Game Mode Performance Testing
When utilizing Ryzen Master software, users will find a switch to toggle between Creator Mode and Game Mode. The Creator Mode enables UMA/Distributed memory mode and keeps all cores enabled. (This is identical to the performance settings we used in general benchmarking on the following pages.) The Game Mode enables NUMA/Local memory mode and also enables Legacy Compatibility Mode. Remember that Legacy mode actually disables half of the cores on the processor, leaving one CCX fully enabled per die, for a total of 8 physical cores and 16 logical cores. This removes the issues with games crashing or not loading with more than 20 threads on the system, but it does mean you are missing half of the processing power of your Threadripper CPU for non-gaming tasks.
We did game testing at 1080p, the area that we would assume to find the most variance between the two modes, with our standard testbed including a GeForce GTX 1080.
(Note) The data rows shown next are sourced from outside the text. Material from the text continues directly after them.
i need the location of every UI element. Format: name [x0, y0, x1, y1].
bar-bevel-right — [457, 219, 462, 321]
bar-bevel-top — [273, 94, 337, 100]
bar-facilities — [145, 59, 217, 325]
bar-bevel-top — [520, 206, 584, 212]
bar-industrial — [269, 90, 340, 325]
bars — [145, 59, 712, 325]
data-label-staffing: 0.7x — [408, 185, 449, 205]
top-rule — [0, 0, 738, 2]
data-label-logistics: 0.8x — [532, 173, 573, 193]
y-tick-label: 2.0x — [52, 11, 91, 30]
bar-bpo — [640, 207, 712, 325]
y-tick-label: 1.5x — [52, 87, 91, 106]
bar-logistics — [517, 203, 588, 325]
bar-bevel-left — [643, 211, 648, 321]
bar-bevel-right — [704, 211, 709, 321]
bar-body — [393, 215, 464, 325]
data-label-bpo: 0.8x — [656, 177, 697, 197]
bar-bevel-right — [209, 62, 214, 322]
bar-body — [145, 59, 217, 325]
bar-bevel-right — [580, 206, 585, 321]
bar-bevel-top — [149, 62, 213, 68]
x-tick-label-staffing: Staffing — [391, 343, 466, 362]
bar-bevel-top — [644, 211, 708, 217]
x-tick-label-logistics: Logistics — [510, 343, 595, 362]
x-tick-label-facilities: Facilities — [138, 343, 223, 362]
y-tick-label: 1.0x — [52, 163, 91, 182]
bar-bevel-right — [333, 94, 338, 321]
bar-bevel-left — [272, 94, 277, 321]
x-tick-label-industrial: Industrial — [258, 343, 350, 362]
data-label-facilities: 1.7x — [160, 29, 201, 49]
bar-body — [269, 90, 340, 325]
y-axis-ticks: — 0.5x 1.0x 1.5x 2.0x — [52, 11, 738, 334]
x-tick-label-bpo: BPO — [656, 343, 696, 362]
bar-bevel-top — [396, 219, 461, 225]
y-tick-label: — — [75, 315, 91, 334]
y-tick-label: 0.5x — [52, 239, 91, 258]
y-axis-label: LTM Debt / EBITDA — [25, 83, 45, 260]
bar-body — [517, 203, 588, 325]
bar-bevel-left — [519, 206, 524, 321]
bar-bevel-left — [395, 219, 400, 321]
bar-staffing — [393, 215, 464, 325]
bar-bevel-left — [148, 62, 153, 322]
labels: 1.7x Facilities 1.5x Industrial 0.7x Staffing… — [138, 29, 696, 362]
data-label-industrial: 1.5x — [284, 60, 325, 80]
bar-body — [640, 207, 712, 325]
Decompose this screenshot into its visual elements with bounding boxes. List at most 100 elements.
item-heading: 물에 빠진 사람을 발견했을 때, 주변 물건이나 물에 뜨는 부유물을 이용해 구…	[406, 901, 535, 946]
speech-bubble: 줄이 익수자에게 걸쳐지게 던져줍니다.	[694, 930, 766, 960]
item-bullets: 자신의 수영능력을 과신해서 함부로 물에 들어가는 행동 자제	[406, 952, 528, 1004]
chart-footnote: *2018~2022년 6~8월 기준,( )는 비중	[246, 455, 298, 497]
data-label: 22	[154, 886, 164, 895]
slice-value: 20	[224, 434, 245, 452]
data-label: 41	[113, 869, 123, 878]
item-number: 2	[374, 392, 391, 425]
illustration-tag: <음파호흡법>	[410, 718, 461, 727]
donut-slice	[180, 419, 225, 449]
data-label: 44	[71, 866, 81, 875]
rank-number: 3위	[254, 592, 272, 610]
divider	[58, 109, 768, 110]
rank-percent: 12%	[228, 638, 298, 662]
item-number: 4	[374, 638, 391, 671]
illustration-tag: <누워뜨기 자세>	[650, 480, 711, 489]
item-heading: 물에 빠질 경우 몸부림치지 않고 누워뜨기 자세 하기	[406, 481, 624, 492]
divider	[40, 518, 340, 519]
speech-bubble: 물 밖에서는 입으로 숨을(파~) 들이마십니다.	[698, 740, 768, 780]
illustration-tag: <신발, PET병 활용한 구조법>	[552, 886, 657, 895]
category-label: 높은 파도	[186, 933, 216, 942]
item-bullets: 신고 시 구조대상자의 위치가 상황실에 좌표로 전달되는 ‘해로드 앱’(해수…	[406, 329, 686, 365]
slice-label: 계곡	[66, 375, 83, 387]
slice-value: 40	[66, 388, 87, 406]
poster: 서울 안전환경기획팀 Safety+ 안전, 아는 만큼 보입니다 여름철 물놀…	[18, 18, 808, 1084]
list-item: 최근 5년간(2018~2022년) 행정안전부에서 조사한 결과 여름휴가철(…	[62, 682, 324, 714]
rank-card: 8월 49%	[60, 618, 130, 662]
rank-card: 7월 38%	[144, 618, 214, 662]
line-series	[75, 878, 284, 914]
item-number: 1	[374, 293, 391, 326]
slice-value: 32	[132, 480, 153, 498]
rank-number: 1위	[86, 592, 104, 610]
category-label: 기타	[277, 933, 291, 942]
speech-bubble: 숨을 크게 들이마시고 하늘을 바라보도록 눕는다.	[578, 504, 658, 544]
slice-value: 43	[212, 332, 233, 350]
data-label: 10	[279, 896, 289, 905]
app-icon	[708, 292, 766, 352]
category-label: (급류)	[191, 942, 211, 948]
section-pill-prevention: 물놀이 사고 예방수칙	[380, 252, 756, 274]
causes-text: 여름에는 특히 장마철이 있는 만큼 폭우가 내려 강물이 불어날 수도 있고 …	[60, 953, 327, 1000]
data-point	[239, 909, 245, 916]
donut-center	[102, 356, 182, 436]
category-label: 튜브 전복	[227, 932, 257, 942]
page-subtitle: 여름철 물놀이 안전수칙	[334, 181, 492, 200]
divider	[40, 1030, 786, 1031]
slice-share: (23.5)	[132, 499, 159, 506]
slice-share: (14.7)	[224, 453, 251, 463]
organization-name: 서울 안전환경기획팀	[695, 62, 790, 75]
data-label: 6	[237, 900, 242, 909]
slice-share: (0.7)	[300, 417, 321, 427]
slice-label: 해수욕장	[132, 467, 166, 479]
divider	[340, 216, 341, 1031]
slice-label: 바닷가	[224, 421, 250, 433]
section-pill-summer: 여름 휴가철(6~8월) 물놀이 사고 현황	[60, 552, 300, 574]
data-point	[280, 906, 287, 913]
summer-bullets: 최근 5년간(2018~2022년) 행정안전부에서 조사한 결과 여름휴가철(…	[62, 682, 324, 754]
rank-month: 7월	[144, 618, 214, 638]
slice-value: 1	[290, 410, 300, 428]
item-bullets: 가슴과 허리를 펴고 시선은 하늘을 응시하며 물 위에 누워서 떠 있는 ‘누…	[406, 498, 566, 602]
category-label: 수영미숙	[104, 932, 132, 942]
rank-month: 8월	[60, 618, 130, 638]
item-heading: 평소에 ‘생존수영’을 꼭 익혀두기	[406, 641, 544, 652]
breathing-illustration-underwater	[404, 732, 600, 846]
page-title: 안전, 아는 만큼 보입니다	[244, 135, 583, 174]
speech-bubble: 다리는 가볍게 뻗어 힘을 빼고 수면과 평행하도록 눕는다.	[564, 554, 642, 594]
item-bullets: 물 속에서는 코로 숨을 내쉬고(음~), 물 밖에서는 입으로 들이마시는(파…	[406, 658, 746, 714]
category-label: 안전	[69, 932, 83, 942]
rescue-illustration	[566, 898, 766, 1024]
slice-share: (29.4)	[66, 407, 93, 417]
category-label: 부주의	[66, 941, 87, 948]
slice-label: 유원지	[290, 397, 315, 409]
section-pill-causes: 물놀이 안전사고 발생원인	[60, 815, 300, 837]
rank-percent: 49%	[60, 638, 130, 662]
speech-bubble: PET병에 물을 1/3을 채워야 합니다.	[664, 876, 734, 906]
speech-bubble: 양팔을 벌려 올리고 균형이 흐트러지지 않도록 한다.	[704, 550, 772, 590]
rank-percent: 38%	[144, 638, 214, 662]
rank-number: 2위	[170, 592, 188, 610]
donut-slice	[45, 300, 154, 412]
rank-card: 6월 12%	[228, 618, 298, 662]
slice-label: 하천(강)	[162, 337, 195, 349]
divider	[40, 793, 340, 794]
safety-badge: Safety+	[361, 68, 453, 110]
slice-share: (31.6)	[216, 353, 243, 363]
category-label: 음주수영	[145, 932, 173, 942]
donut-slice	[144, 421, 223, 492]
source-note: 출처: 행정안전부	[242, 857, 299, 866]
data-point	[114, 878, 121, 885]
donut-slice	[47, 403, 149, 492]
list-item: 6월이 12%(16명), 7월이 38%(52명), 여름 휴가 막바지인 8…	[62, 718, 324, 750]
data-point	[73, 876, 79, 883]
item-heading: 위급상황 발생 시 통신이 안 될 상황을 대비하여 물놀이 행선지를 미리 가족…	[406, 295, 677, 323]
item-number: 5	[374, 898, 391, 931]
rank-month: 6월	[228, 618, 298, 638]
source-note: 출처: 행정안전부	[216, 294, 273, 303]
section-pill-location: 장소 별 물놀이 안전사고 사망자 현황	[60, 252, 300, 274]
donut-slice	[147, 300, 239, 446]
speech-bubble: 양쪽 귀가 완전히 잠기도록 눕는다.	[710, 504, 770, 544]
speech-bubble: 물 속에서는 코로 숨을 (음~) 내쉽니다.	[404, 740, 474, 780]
The only game that showed significant improvements in Game Mode is Deus Ex: Mankind Divided, which gets a 15% boost! Other than that, the differences between the two modes are minimal at best. Ashes of the Singularity gets an improvement in Creator Mode of 4.5%. In checking with AMD, this more or less matches their expectations. Even though I do not believe that Game Mode is a reasonable use for the Threadripper platform, AMD is doing its best to provide the ability for consumer to tweak and customize the hardware to a range of specific requests.
I'll be up front here and tell you that the testing results below are very much a work in progress. The idea behind mega-tasking testing is to push workloads to their limits by overlapping. What happens when a rendering task is occurring at the same time you are gaming? What if you are compiling a project in the background while gaming? These are more common scenarios than you might believe for people that work and game on the same machines.
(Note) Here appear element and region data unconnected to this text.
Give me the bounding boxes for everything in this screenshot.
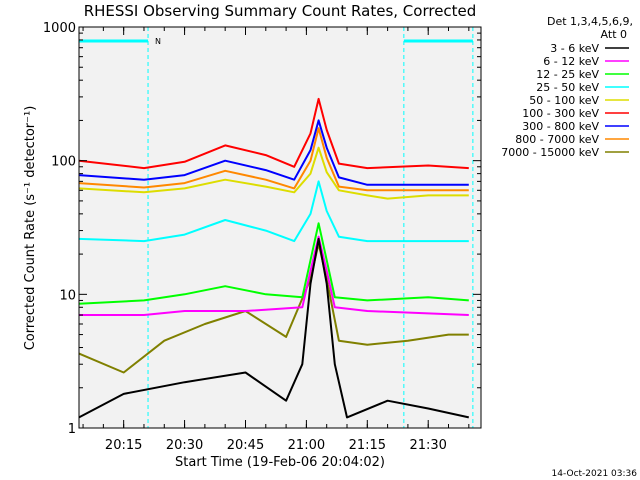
legend-label: 100 - 300 keV (522, 107, 599, 120)
legend-label: 300 - 800 keV (522, 120, 599, 133)
x-tick-label: 20:45 (227, 438, 264, 453)
x-axis: 20:15 20:30 20:45 21:00 21:15 21:30 (82, 27, 470, 453)
legend-label: 7000 - 15000 keV (501, 146, 599, 159)
series-line-1 (79, 235, 469, 316)
y-axis-label: Corrected Count Rate (s⁻¹ detector⁻¹) (23, 106, 38, 351)
legend-label: 3 - 6 keV (550, 42, 599, 55)
y-tick-label: 10 (59, 288, 76, 303)
footer-timestamp: 14-Oct-2021 03:36 (552, 469, 638, 479)
series-line-7 (78, 127, 469, 192)
legend-label: 800 - 7000 keV (515, 133, 599, 146)
night-marker-label: N (155, 37, 161, 46)
y-tick-label: 1 (68, 422, 76, 437)
legend-label: 25 - 50 keV (536, 81, 599, 94)
x-tick-label: 21:15 (349, 438, 386, 453)
series-line-0 (78, 237, 470, 419)
series-line-2 (78, 222, 469, 305)
x-tick-label: 21:30 (409, 438, 446, 453)
legend-label: 6 - 12 keV (543, 55, 599, 68)
x-tick-label: 20:30 (166, 438, 203, 453)
legend-header-line-1: Det 1,3,4,5,6,9, (547, 15, 633, 28)
series-line-3 (78, 180, 469, 243)
x-tick-label: 20:15 (105, 438, 142, 453)
legend-header-line-2: Att 0 (601, 28, 627, 41)
series-lines (78, 97, 470, 419)
legend-label: 50 - 100 keV (529, 94, 599, 107)
y-tick-label: 100 (51, 155, 76, 170)
chart-title: RHESSI Observing Summary Count Rates, Co… (84, 2, 477, 20)
plot-background (79, 27, 481, 428)
legend-label: 12 - 25 keV (536, 68, 599, 81)
y-tick-label: 1000 (43, 21, 76, 36)
series-line-6 (78, 119, 469, 186)
x-tick-label: 21:00 (288, 438, 325, 453)
x-axis-label: Start Time (19-Feb-06 20:04:02) (175, 455, 385, 470)
y-axis: 1 10 100 1000 (43, 21, 481, 437)
series-line-5 (78, 97, 469, 170)
plot-frame (78, 26, 482, 429)
series-line-4 (78, 146, 469, 200)
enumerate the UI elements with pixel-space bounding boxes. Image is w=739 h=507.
We attempted to create our own scenario for mega-tasking, though I was trying to keep the Urban Dictionary definition in mind as I did it:
Our test consisted of running our Blender render of the Gooseberry workload in the background of our machine and then to start up Rise of the Tomb Raider at 2560×1440 and do some gaming. We played the games the entire time the render was running (using dual monitors to keep an eye on it) and measured both the time to complete the render and the average frame rate of one of the last 60 second blocks of time before the render finished. I compare that to the non-mega-tasking performance in Rise of the Tomb Raider.
With the Core i9-7900X, performance of the game with and without the rendering running in the background was consistent and smooth. For the 1950X running in NUMA/Local mode, performance does drop some in RoTR (15%) but the game remained smooth and provided an excellent gaming experience. However, the 7900X took almost 10 minutes longer to complete the rendering workload, more than 25% slower than the 1950X. Also note that compared to running the Blender render alone, the AMD system only took 15% more time when adding in the game session. The 7900X took 31% longer when we added RoTR to the mix.
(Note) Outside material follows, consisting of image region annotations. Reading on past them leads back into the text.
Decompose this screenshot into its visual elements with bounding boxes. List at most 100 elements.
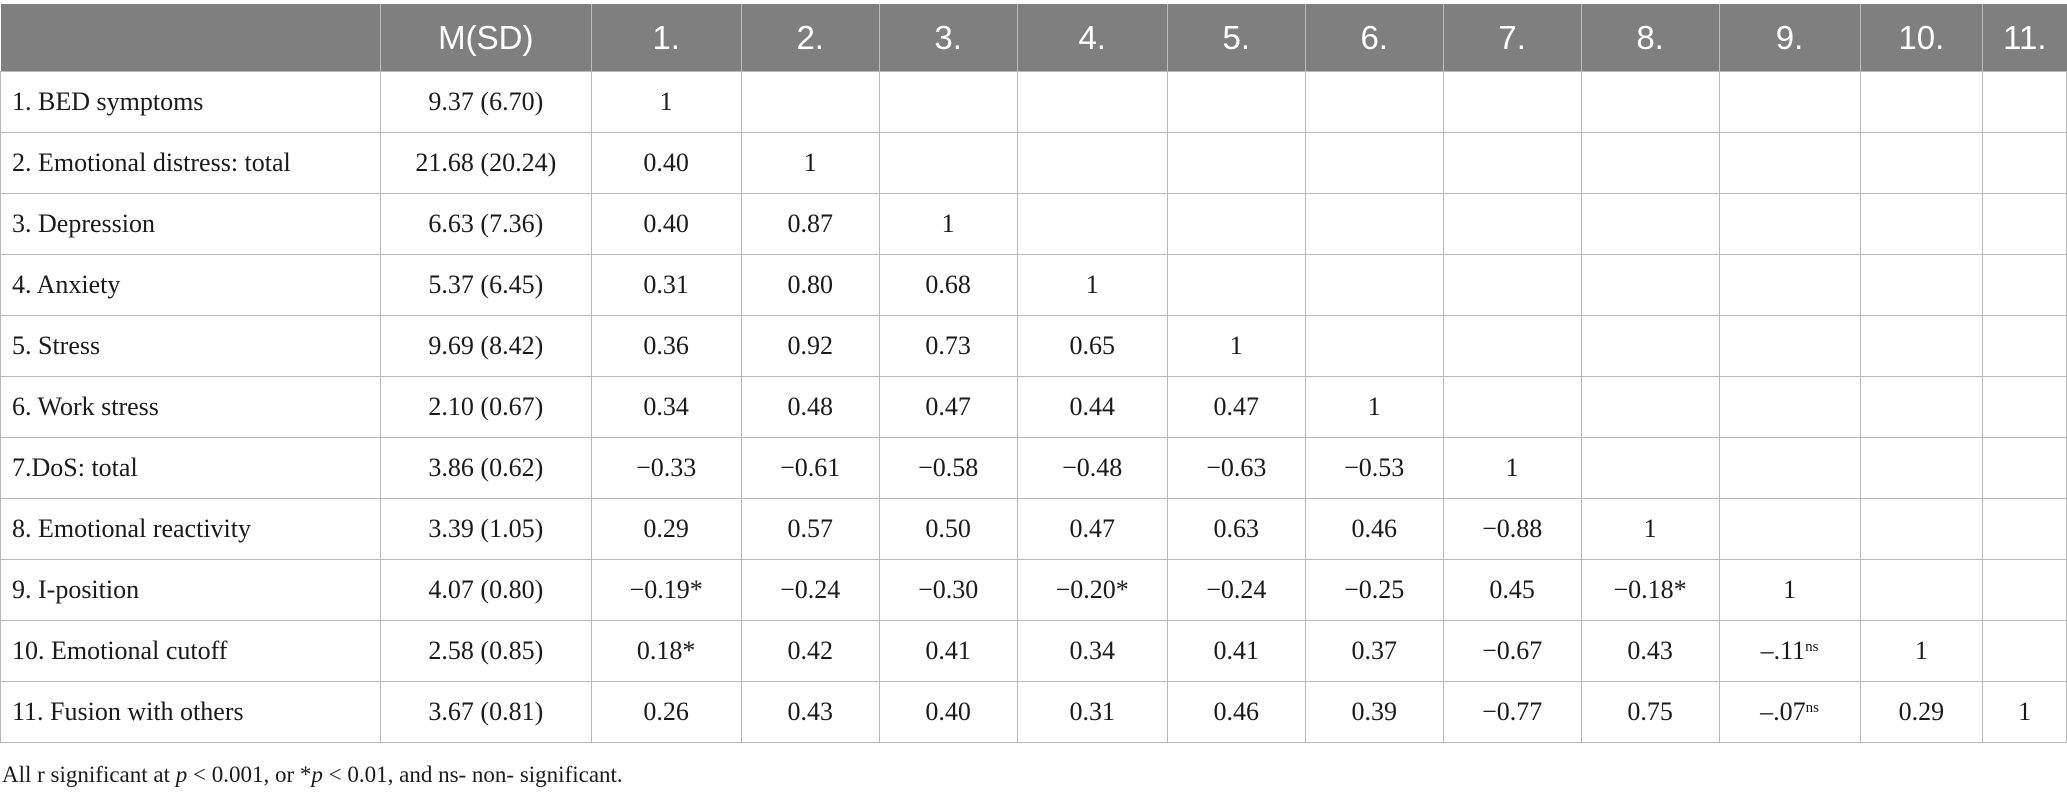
correlation-cell: [1442, 132, 1582, 194]
correlation-cell: 1: [1304, 376, 1444, 438]
correlation-value: 0.39: [1351, 697, 1397, 726]
correlation-value: 1: [1367, 392, 1381, 421]
correlation-cell: 0.73: [878, 315, 1018, 377]
row-label: 8. Emotional reactivity: [0, 498, 382, 560]
header-cell-4: 4.: [1016, 4, 1168, 72]
correlation-cell: [1982, 620, 2067, 682]
correlation-cell: 0.40: [590, 193, 742, 255]
table-row: 9. I-position 4.07 (0.80) −0.19* −0.24 −0.30…: [0, 559, 2067, 621]
correlation-cell: 0.41: [1166, 620, 1306, 682]
correlation-cell: 0.87: [740, 193, 880, 255]
correlation-value: 0.41: [1213, 636, 1260, 665]
header-cell-6: 6.: [1304, 4, 1444, 72]
correlation-value: 0.47: [925, 392, 971, 421]
correlation-cell: [1718, 498, 1861, 560]
footnote-p-symbol-2: p: [311, 762, 323, 787]
correlation-cell: [1859, 132, 1984, 194]
correlation-cell: [1166, 254, 1306, 316]
correlation-value: 0.41: [925, 636, 971, 665]
correlation-cell: 0.18*: [590, 620, 742, 682]
correlation-value: 0.31: [1069, 697, 1115, 726]
correlation-cell: [1442, 315, 1582, 377]
table-body: 1. BED symptoms 9.37 (6.70) 1 2. Emotional …: [0, 71, 2067, 743]
row-label: 9. I-position: [0, 559, 382, 621]
correlation-value: 0.31: [643, 270, 689, 299]
correlation-cell: −0.20*: [1016, 559, 1168, 621]
table-row: 10. Emotional cutoff 2.58 (0.85) 0.18* 0.42…: [0, 620, 2067, 682]
correlation-cell: 0.80: [740, 254, 880, 316]
correlation-value: 0.26: [643, 697, 689, 726]
correlation-value: 0.34: [1069, 636, 1115, 665]
correlation-value: 0.47: [1213, 392, 1260, 421]
correlation-value: −0.61: [780, 453, 841, 482]
correlation-cell: [1718, 376, 1861, 438]
correlation-cell: 1: [1442, 437, 1582, 499]
correlation-cell: −0.25: [1304, 559, 1444, 621]
correlation-value: −0.48: [1062, 453, 1123, 482]
row-label: 11. Fusion with others: [0, 681, 382, 743]
correlation-value: −0.77: [1482, 697, 1543, 726]
correlation-value: −0.88: [1482, 514, 1543, 543]
correlation-cell: [1304, 132, 1444, 194]
correlation-cell: 0.39: [1304, 681, 1444, 743]
correlation-value: 0.57: [787, 514, 833, 543]
correlation-value: 0.68: [925, 270, 971, 299]
correlation-cell: 0.40: [878, 681, 1018, 743]
correlation-cell: 0.92: [740, 315, 880, 377]
correlation-cell: −0.48: [1016, 437, 1168, 499]
correlation-cell: [1859, 254, 1984, 316]
footnote-text-1: All r significant at: [2, 762, 176, 787]
correlation-cell: 0.29: [1859, 681, 1984, 743]
correlation-cell: [1016, 132, 1168, 194]
correlation-cell: [1718, 71, 1861, 133]
correlation-value: 0.80: [787, 270, 833, 299]
correlation-cell: 1: [740, 132, 880, 194]
correlation-value: 0.40: [925, 697, 971, 726]
correlation-cell: 0.43: [740, 681, 880, 743]
correlation-value: 1: [803, 148, 817, 177]
correlation-value: 1: [1783, 575, 1797, 604]
correlation-cell: [1859, 376, 1984, 438]
correlation-value: –.11: [1760, 636, 1806, 665]
header-cell-5: 5.: [1166, 4, 1306, 72]
correlation-cell: −0.24: [1166, 559, 1306, 621]
correlation-cell: 0.46: [1166, 681, 1306, 743]
correlation-cell: 0.45: [1442, 559, 1582, 621]
correlation-cell: 1: [1859, 620, 1984, 682]
correlation-cell: [1859, 498, 1984, 560]
correlation-cell: −0.63: [1166, 437, 1306, 499]
row-label: 3. Depression: [0, 193, 382, 255]
correlation-cell: 0.68: [878, 254, 1018, 316]
correlation-cell: 0.34: [590, 376, 742, 438]
table-row: 5. Stress 9.69 (8.42) 0.36 0.92 0.73 0.65 1: [0, 315, 2067, 377]
footnote-text-3: < 0.01, and ns- non- significant.: [322, 762, 623, 787]
correlation-cell: 0.34: [1016, 620, 1168, 682]
correlation-value: 0.29: [643, 514, 689, 543]
correlation-value: −0.24: [780, 575, 841, 604]
header-cell-11: 11.: [1982, 4, 2067, 72]
correlation-cell: 1: [1580, 498, 1720, 560]
correlation-cell: [878, 71, 1018, 133]
correlation-value: 0.50: [925, 514, 971, 543]
row-label: 4. Anxiety: [0, 254, 382, 316]
header-cell-3: 3.: [878, 4, 1018, 72]
correlation-value: 0.36: [643, 331, 689, 360]
correlation-table: M(SD) 1. 2. 3. 4. 5. 6. 7. 8. 9. 10. 11.…: [0, 4, 2067, 743]
correlation-cell: [1304, 193, 1444, 255]
correlation-value: 1: [1229, 331, 1243, 360]
correlation-cell: [1304, 71, 1444, 133]
correlation-cell: [1580, 132, 1720, 194]
correlation-cell: [1442, 193, 1582, 255]
header-cell-msd: M(SD): [380, 4, 592, 72]
correlation-value: −0.20*: [1055, 575, 1129, 604]
correlation-cell: [1859, 437, 1984, 499]
correlation-cell: [1982, 193, 2067, 255]
correlation-value: 0.46: [1351, 514, 1397, 543]
mean-sd-cell: 3.86 (0.62): [380, 437, 592, 499]
row-label: 7.DoS: total: [0, 437, 382, 499]
correlation-value: 0.43: [787, 697, 833, 726]
correlation-cell: [1580, 254, 1720, 316]
mean-sd-cell: 2.58 (0.85): [380, 620, 592, 682]
correlation-cell: −0.88: [1442, 498, 1582, 560]
mean-sd-cell: 3.39 (1.05): [380, 498, 592, 560]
Our experiences when the 1950X system was in the UMA/Distributed mode were much different. The average frame rate of the game dropped tremendously but the experience in the game was awful, stutter and freezing were abound. Clearly the compartmentalization of the NUMA mode helps in this mega-tasking situation.
This is the kind of testing we want to expand on going forward with ultra-high-core count CPUs. Much more to discover!